When Kari Brackett of Lake Township saw on the news that a little girl's bike was stuck in the side of tornado-damaged home, she said she had "no excuse" not to donate an extra bike she had at her home.
"All it needed was a couple of repairs," Ms. Brackett, 24, said.
After she saw the tornado damage, she asked her brother to help fix the bike and dropped it off at Mainstreet Church that same morning. She hopes any girl who lost her bike in the tornado can use the one she donated.
"I'm sure it was more than one little girl that lost their bike," Ms. Brackett said. "Having kids in my home, I know that they would be lost without their bikes."
Carolyn Schermbeck, director of communications for Mainstreet Church, said she was touched by Ms. Brackett's gesture.

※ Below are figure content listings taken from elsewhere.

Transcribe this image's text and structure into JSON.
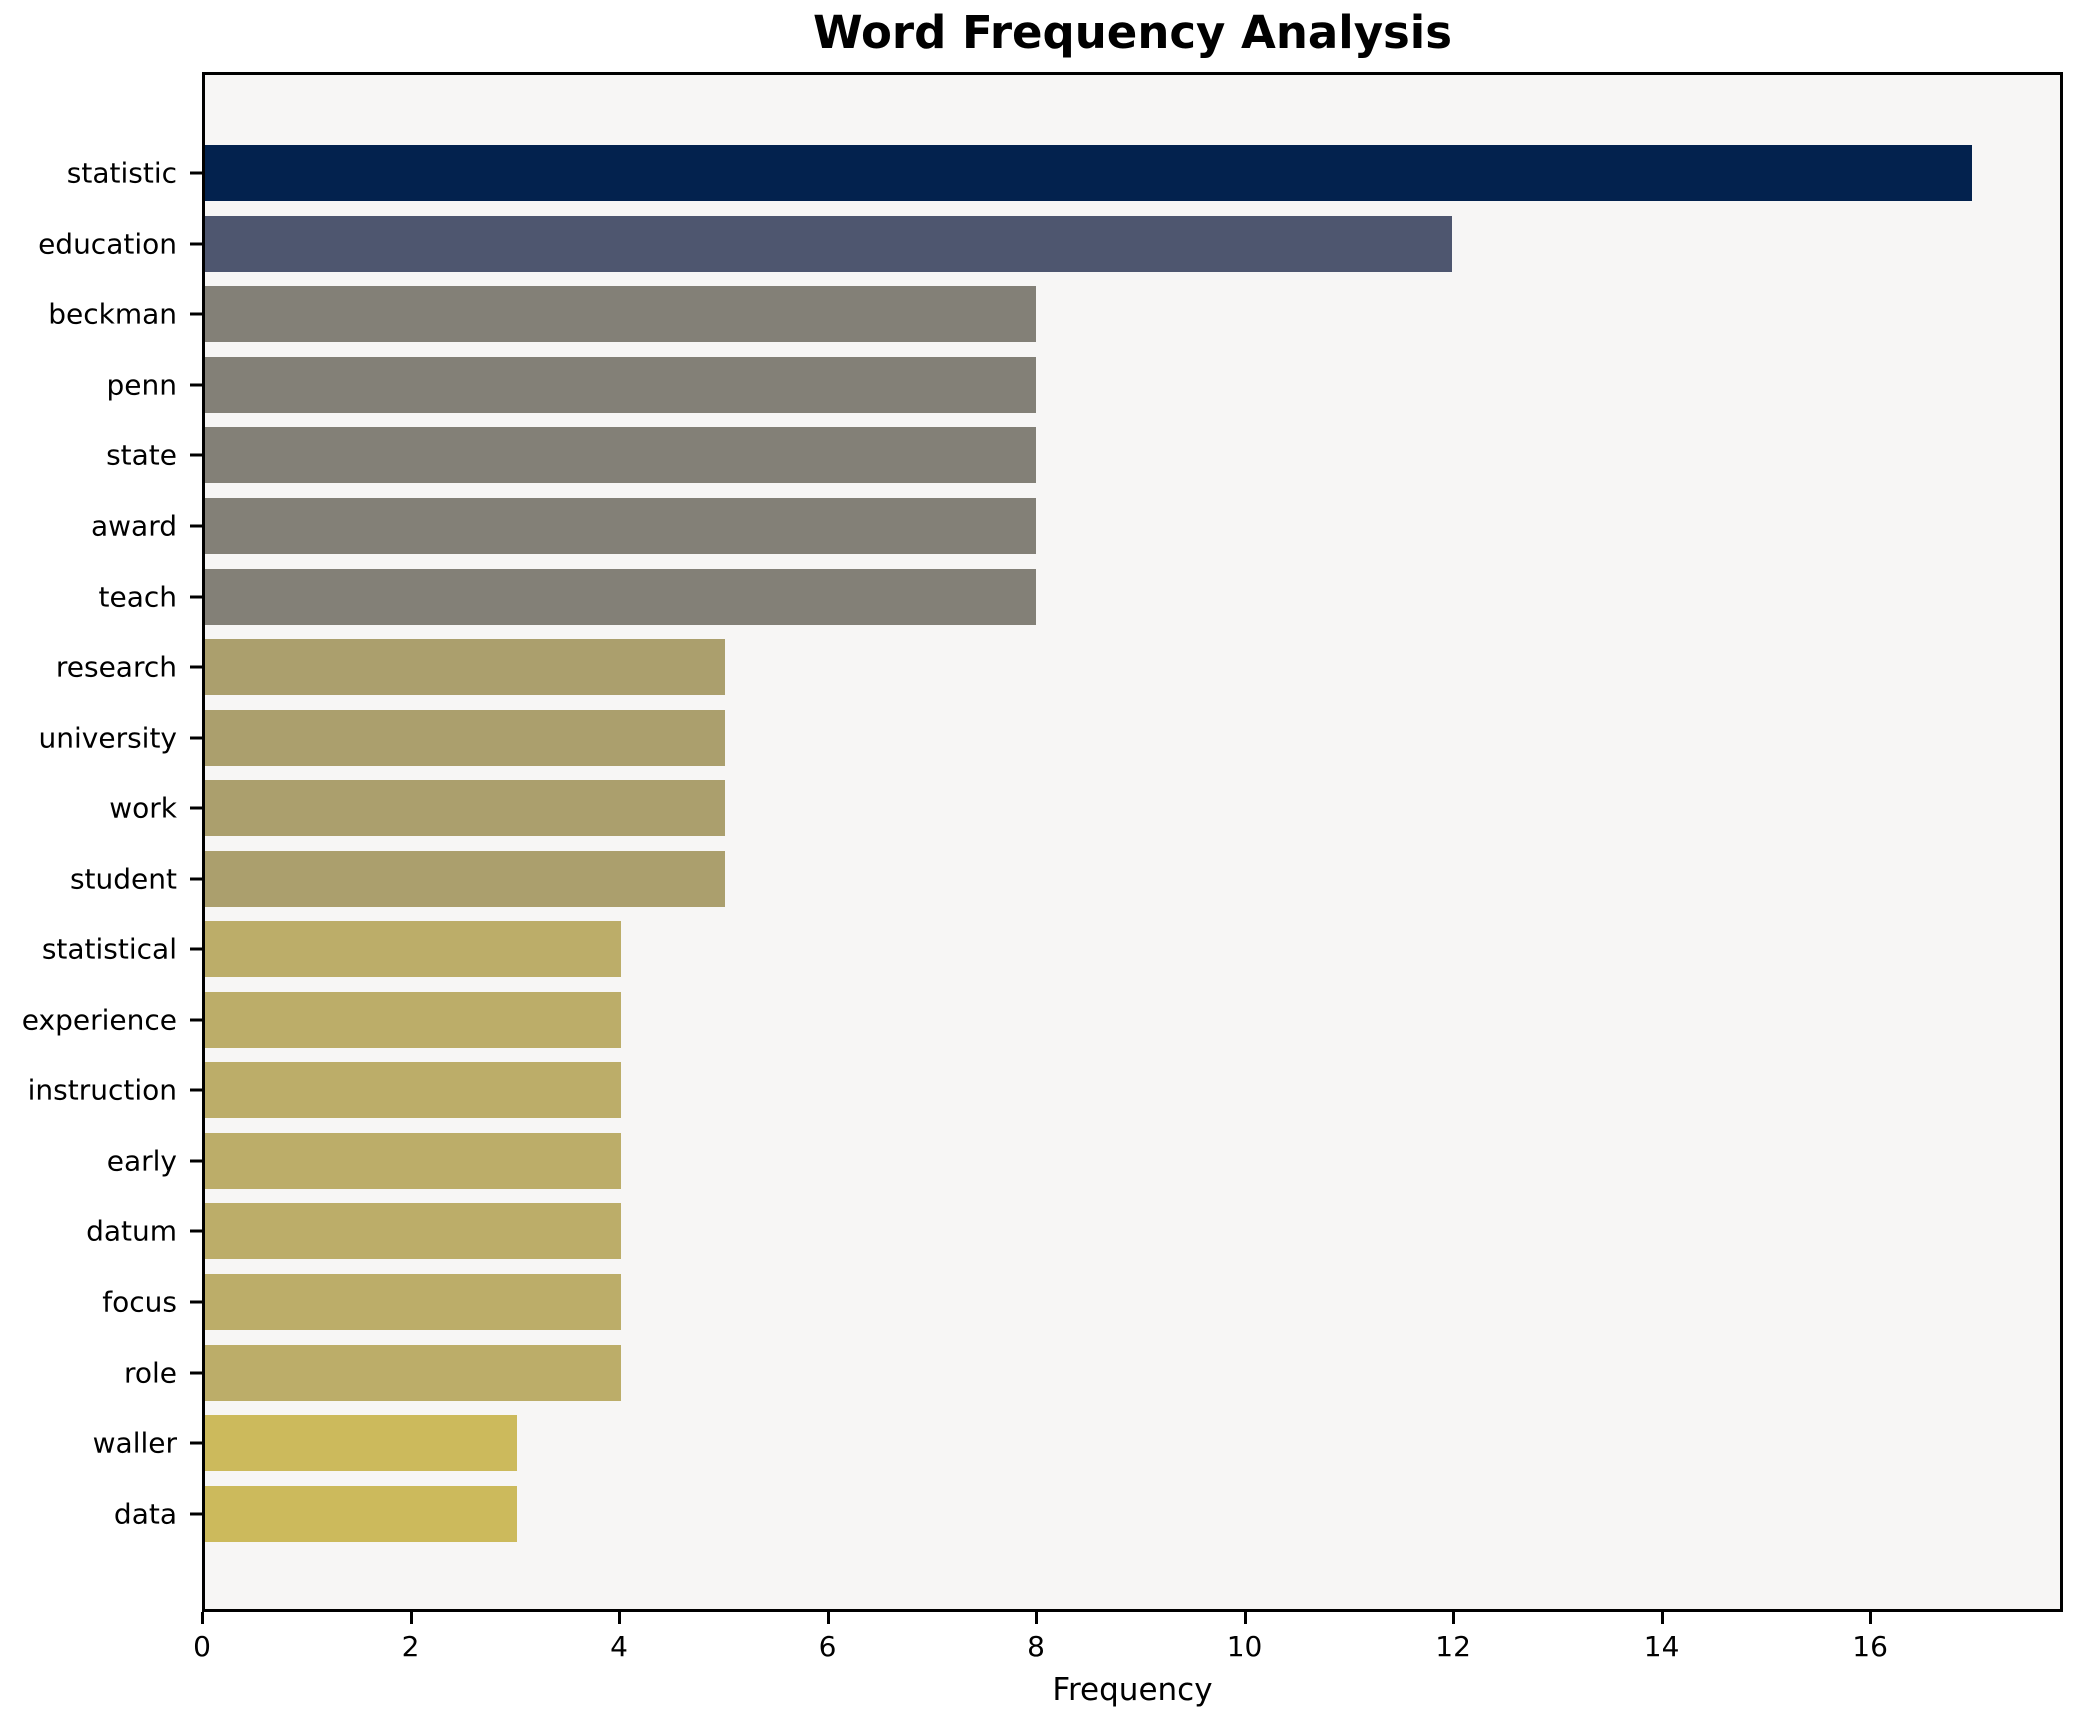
{
  "chart": {
    "title": "Word Frequency Analysis",
    "xlabel": "Frequency"
  },
  "chart_data": {
    "type": "bar",
    "orientation": "horizontal",
    "title": "Word Frequency Analysis",
    "xlabel": "Frequency",
    "ylabel": "",
    "xlim": [
      0,
      17.85
    ],
    "x_ticks": [
      0,
      2,
      4,
      6,
      8,
      10,
      12,
      14,
      16
    ],
    "grid": false,
    "legend": false,
    "colormap": "cividis",
    "plot_bg": "#f7f6f5",
    "figure_bg": "#ffffff",
    "axis_color": "#000000",
    "categories": [
      "statistic",
      "education",
      "beckman",
      "penn",
      "state",
      "award",
      "teach",
      "research",
      "university",
      "work",
      "student",
      "statistical",
      "experience",
      "instruction",
      "early",
      "datum",
      "focus",
      "role",
      "waller",
      "data"
    ],
    "values": [
      17,
      12,
      8,
      8,
      8,
      8,
      8,
      5,
      5,
      5,
      5,
      4,
      4,
      4,
      4,
      4,
      4,
      4,
      3,
      3
    ],
    "bar_colors": [
      "#03224e",
      "#4e566f",
      "#838077",
      "#838077",
      "#838077",
      "#838077",
      "#838077",
      "#ab9f6d",
      "#ab9f6d",
      "#ab9f6d",
      "#ab9f6d",
      "#bcad69",
      "#bcad69",
      "#bcad69",
      "#bcad69",
      "#bcad69",
      "#bcad69",
      "#bcad69",
      "#ccba5c",
      "#ccba5c"
    ]
  }
}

"It was just such an incredible example of the heart of our community that someone literally saw a little girl's bike on TV and it just touched them so much," she said.
One other bike was donated to the church, but she does not know who donated it.

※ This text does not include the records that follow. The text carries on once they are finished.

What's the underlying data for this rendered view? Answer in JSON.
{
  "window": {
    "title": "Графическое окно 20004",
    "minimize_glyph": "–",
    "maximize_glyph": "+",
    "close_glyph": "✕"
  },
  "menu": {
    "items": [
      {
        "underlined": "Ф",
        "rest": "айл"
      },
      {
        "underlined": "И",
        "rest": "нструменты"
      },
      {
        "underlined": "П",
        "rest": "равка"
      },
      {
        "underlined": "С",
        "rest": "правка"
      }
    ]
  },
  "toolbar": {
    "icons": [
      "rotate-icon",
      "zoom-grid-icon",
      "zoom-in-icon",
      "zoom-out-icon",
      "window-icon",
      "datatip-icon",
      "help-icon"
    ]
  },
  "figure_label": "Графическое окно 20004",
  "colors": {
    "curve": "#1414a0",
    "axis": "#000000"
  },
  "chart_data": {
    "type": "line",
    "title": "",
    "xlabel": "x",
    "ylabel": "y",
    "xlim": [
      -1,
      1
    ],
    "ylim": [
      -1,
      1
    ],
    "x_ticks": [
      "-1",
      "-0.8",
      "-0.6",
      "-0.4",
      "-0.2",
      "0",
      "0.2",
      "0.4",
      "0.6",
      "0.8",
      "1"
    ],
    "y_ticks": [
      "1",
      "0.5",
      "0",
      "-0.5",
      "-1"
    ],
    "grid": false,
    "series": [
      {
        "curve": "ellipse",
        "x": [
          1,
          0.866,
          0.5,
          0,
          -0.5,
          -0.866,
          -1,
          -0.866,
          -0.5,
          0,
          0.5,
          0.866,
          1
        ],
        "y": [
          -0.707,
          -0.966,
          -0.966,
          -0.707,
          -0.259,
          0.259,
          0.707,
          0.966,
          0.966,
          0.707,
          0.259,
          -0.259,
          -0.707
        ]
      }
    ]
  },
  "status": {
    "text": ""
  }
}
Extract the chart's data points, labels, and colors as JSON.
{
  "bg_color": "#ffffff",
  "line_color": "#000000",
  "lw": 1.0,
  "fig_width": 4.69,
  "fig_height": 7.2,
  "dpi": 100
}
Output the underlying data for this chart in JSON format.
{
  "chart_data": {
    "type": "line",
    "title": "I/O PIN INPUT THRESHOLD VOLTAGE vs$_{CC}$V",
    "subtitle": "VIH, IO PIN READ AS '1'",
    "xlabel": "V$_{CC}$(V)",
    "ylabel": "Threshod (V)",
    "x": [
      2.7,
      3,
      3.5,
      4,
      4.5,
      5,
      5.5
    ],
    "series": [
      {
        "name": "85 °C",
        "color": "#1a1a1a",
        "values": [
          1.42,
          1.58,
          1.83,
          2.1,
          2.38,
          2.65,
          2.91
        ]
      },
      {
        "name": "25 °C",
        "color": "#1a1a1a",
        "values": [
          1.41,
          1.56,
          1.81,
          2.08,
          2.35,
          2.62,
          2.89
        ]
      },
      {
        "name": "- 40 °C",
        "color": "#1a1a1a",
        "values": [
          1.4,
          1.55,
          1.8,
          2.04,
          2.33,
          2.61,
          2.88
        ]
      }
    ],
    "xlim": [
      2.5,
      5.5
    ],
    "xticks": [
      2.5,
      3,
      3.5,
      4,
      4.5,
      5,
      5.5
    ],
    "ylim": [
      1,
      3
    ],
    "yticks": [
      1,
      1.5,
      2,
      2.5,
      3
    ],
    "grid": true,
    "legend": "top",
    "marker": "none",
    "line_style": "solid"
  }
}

Ms. Schermbeck said families affected by the tornado have been overwhelmed by the community's response to the damage so far.
"A number of volunteers have come back and just said that homeowners that they have helped, how they've come up to them and so many have teared up or just broke down," she said. "They just can't believe the help they have received."
Ms. Schermbeck said the church has put a hold on donations until she gets a clearer picture of where the cleanup effort stands.
"They have received a tremendous outpouring of help. It was far greater and far quicker than they thought," she said. "I want to make sure we're not wasting people's time or resources."